Heute ist das nicht anders. Wahlen, mit denen in vergangenen Jahrzehnten in weniger kritischen Zeiten durchaus Politikwechsel eingeleitet wurden, verkommen immer mehr zu einer Art „Deutschland sucht den Superstar“ auf billigstem Level. Das Ergebnis ist überaus beliebig.

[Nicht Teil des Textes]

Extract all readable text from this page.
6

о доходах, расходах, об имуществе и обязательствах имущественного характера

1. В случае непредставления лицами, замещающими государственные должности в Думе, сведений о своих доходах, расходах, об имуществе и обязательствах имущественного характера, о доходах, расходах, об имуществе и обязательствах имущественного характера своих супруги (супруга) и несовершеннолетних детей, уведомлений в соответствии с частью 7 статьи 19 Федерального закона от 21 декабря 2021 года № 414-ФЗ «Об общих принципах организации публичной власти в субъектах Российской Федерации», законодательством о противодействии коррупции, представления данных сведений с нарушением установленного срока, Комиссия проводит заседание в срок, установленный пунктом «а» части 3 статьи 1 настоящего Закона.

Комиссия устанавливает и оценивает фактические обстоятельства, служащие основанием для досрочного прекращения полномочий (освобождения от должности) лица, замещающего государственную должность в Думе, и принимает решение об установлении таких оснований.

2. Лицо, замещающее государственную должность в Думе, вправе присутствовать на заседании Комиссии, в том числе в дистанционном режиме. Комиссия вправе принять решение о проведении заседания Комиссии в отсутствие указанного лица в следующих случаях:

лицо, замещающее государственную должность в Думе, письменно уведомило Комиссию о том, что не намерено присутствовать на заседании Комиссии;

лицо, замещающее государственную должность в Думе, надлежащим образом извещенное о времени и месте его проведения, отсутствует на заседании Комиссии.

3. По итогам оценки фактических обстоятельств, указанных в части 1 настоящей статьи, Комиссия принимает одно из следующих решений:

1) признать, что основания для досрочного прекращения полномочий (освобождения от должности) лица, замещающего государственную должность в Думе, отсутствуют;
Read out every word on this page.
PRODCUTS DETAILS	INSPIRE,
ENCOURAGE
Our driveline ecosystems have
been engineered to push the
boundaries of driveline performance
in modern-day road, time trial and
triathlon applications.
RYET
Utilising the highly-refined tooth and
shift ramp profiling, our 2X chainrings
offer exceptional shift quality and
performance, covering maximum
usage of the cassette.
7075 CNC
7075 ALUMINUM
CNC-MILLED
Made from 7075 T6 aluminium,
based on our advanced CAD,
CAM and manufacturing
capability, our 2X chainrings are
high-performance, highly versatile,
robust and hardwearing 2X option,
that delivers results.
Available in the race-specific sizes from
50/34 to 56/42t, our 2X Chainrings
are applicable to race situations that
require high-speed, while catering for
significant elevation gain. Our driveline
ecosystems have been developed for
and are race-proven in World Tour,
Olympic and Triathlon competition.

Der von manchen gern belächelte Reiner Haseloff (CDU-Ministerpräsident von Sachsen-Anhalt), einer der erfahrensten Politiker dieser Republik, hat das im Interview mit der Berliner Zeitung am 26./27. April 2025 trefflich beschrieben: „Das ist das alte Tanzstundenprinzip, dass die Mädels nur mit den Jungs tanzen können, die eben da sind. Und in diesem Krokodilbecken kannn man froh sein, wenn es Leute gibt, die politische Verantwortung übernehmen.“
Nur dass die „Jungs“ und die wenigen „Mädels“ gerade dabei sind, dem Irrsinn eine neue Krone aufzusetzen. Sie opfern sich natürlich auf. Man ahne ja gar nicht, was die oder jene Entscheidung sie gekostet habe, hört man derzeit immer wieder. Den selbst verzapften Irrsinn verpacken sie uns dann als „Faktenzwänge“, „alternativlose Notwendigkeiten“ und ähnlichen verbalen Kunsthonig. Und was die Kosten anbelangt, die man „gemeinsam schultern“ müsse: Die Zeche zahlt in jedem Fall das Volk. Nicht das ganze natürlich. Nur die, die immer schon gezahlt haben, die nicht-vermögende Mehrheit der Gesellschaft.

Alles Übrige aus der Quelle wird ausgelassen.